Relève jeune sur glace : le constat glacial de la national league

Le hockey sur glace suisse est-il en train de sacrifier son avenir sur l'autel du court terme ? Une analyse des temps de glace accordés aux joueurs de moins de 20 ans dans la National League révèle un tableau préoccupant, où seule une poignée de clubs semblent véritablement investir dans la relève. L'heure est à la lucidité, et à une remise en question des stratégies actuelles.

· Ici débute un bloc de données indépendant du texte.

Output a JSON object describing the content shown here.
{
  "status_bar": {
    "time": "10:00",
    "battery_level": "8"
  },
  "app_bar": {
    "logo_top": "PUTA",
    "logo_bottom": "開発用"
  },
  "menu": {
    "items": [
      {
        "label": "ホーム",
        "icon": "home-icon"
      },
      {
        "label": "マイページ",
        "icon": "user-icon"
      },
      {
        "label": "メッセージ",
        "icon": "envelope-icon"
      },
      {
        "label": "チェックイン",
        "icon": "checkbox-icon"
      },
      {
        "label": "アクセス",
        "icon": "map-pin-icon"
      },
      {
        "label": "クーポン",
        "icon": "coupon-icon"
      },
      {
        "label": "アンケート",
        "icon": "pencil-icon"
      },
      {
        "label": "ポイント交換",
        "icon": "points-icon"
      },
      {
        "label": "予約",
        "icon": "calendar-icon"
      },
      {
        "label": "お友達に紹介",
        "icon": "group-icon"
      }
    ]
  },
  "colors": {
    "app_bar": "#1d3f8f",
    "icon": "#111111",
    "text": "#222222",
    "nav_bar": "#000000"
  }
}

Un fossé béant entre les clubs

L'étude, menée sur les cinq dernières saisons (2021/22 à 2023/24), met en lumière des disparités criantes. Le HC Lugano, lanterne rouge avec un temps de glace moyen de 24 minutes pour ses U20, semble avoir renoncé à faire confiance à la jeunesse. Un choix compréhensible, peut-être, au regard de la présence des Bellinzona Snakes, leur équipe affiliée, mais qui limite l'exposition des jeunes talents au plus haut niveau. Rapperswil-Jona, avec 26 minutes, ne se distingue guère plus. Ces chiffres interrogent sur la vision à long terme de ces clubs.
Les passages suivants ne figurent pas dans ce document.